In the immediate aftermath of the programme being aired, the police issued the usual empty apologies. The Metropolitan Police commissioner said, ‘The behaviour depicted in this programme is reprehensible and completely unacceptable’, while the National Police Chiefs’ Council claimed it was ‘working hard to build a culture based on integrity and trust’. This essentially means they will tweak a couple of policies, get rid of a few police officers and repeat the same empty promises about inclusivity and tolerance. Nothing fundamental about policing will be changed.
When similar complaints were raised in 2021, in response to the rape and murder of Sarah Everard by serving police officer Wayne Couzens, and in 2023, when Baroness Casey’s review of the Metropolitan Police found it to be institutionally racist, sexist and homophobic, there were promises to do better and ‘reform’ policing. It was a shock to no one that two years on, the same problems persist. Recommendations were made, apologies were dished out, and other than the dismissal of a handful of officers, things went on as normal. This time around, as of 7 November, five officers have been sacked and another three are set to face disciplinary proceedings
In the aftermath of this undercover investigation, over 300 women came forward to the BBC, sharing their stories of police misogyny and racism. One woman was told to ‘grow a pair’ after she reported being punched in the face by her partner; another woman, when reporting her rape, got told by a police officer that ‘nobody gets raped more than once’. The police culture around investigating rape is so notoriously bad that even female police officers, when giving training on how to handle rape cases, would admit that they themselves would not report it if it happened to them. What this makes clear is that this is not a problem just with Charing Cross or solely the Metropolitan Police – this is institutional, widespread and consistent.

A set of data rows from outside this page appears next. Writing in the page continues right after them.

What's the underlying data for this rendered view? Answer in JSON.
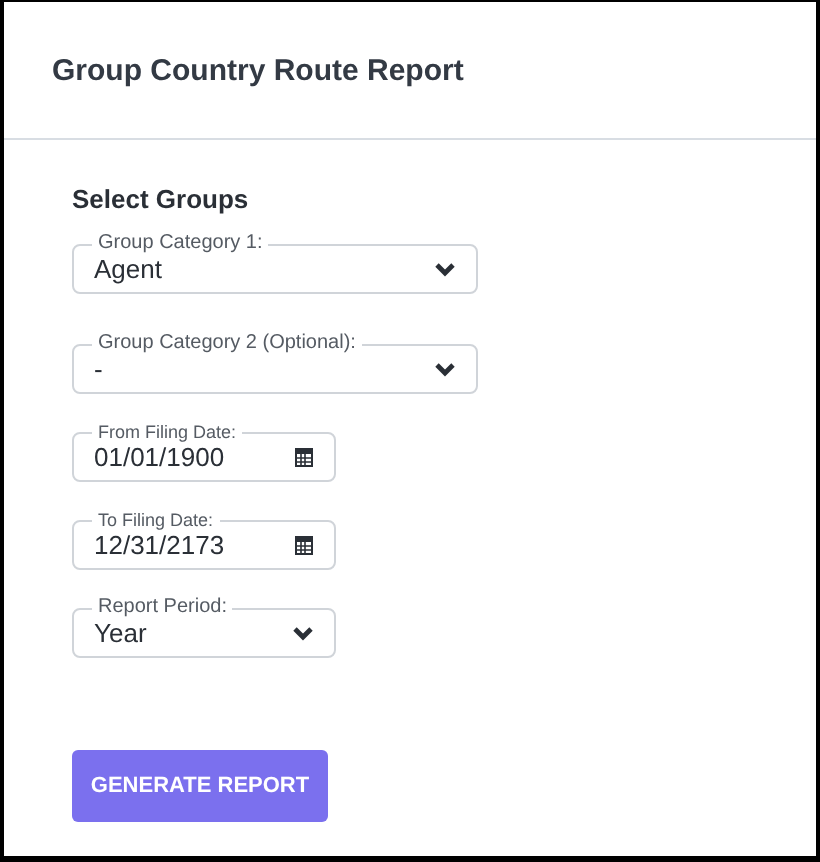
{
  "title": "Group Country Route Report",
  "section": {
    "heading": "Select Groups"
  },
  "fields": [
    {
      "kind": "select",
      "label": "Group Category 1:",
      "value": "Agent",
      "wide": true
    },
    {
      "kind": "select",
      "label": "Group Category 2 (Optional):",
      "value": "-",
      "wide": true
    },
    {
      "kind": "date",
      "label": "From Filing Date:",
      "value": "01/01/1900",
      "wide": false
    },
    {
      "kind": "date",
      "label": "To Filing Date:",
      "value": "12/31/2173",
      "wide": false
    },
    {
      "kind": "select",
      "label": "Report Period:",
      "value": "Year",
      "wide": false
    }
  ],
  "button": "GENERATE REPORT"
}
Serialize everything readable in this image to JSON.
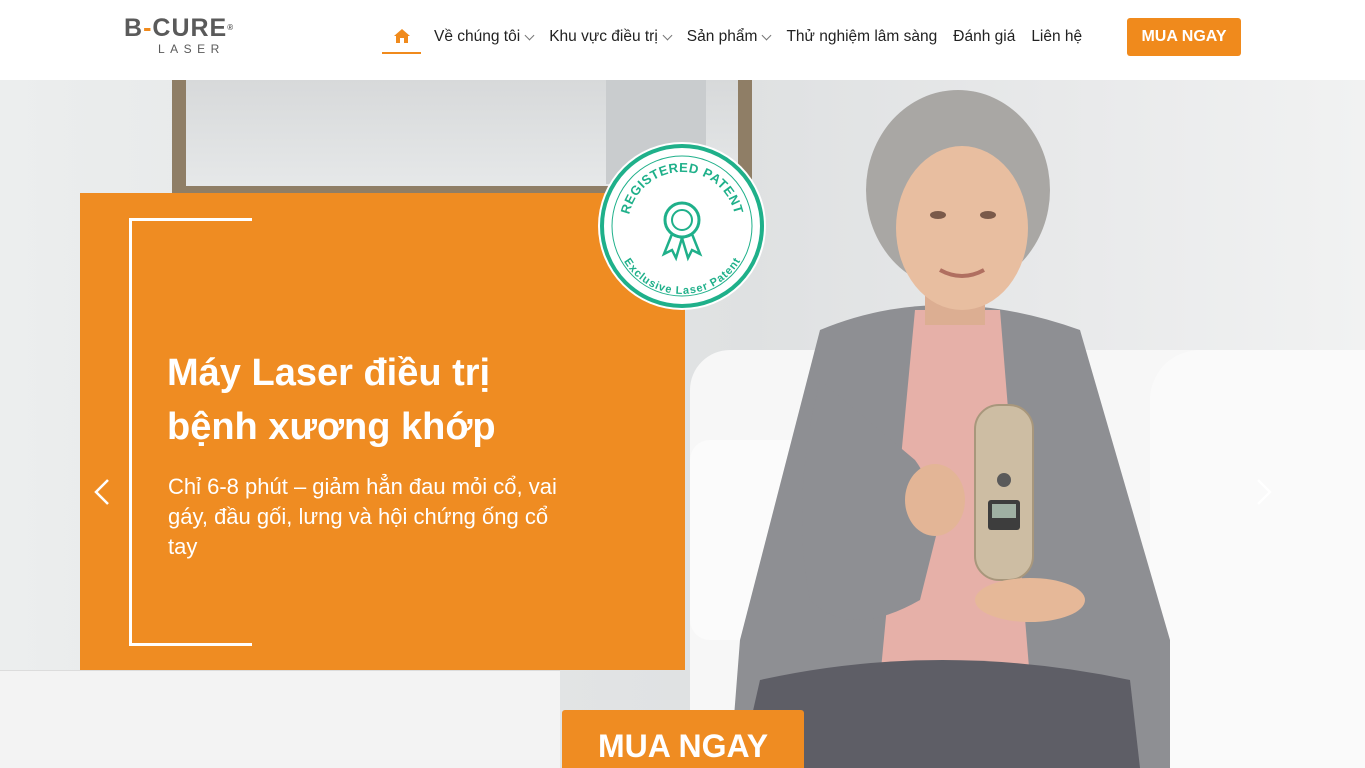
{
  "brand": {
    "logo_main": "B-CURE",
    "logo_sub": "LASER",
    "accent_color": "#f08a1c"
  },
  "nav": {
    "home_icon": "home-icon",
    "items": [
      {
        "label": "Về chúng tôi",
        "has_dropdown": true
      },
      {
        "label": "Khu vực điều trị",
        "has_dropdown": true
      },
      {
        "label": "Sản phẩm",
        "has_dropdown": true
      },
      {
        "label": "Thử nghiệm lâm sàng",
        "has_dropdown": false
      },
      {
        "label": "Đánh giá",
        "has_dropdown": false
      },
      {
        "label": "Liên hệ",
        "has_dropdown": false
      }
    ],
    "cta_label": "MUA NGAY"
  },
  "hero": {
    "title_line1": "Máy Laser điều trị",
    "title_line2": "bệnh xương khớp",
    "subtitle": "Chỉ 6-8 phút – giảm hẳn đau mỏi cổ, vai gáy, đầu gối, lưng và hội chứng ống cổ tay",
    "badge_top": "REGISTERED PATENT",
    "badge_bottom": "Exclusive Laser Patent",
    "badge_color": "#1fb08a",
    "cta_label": "MUA NGAY",
    "prev_icon": "chevron-left-icon",
    "next_icon": "chevron-right-icon"
  }
}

We see even within the documentary what effect the earlier ‘reforms’ had; racist officers, for example, were not driven out, they were simply compelled to only voice their most blatantly racist views, when in ‘trusted’ company. Throughout the documentary, officers lead the reporter away from the prying eyes of cameras and microphones in the station to talk about the violence they or others have meted out to arrestees. In pubs, after hours, they caution one another not to talk about some topics with the ‘new guy’, together with banter about making sure no one is wearing a wire, as ‘we’d lose our jobs if someone heard us’. They know what they’re saying is abhorrent and unacceptable, and they know to be cautious about what they say, where they say it and who they say it to. They are simply being trained to hide their bigotry better. This caution does not extend, however, to the police officers’ misogyny, which is displayed freely with no regard for who is listening or who might report them; while female officers at the station express their feeling that there is no point reporting it and that they simply have to let the comments wash over them.
The Panorama programme confirms what the Casey Report showed three years ago and what women, black people and other oppressed groups have always known, that the British police are irremediably sexist, racist and rotten to the core.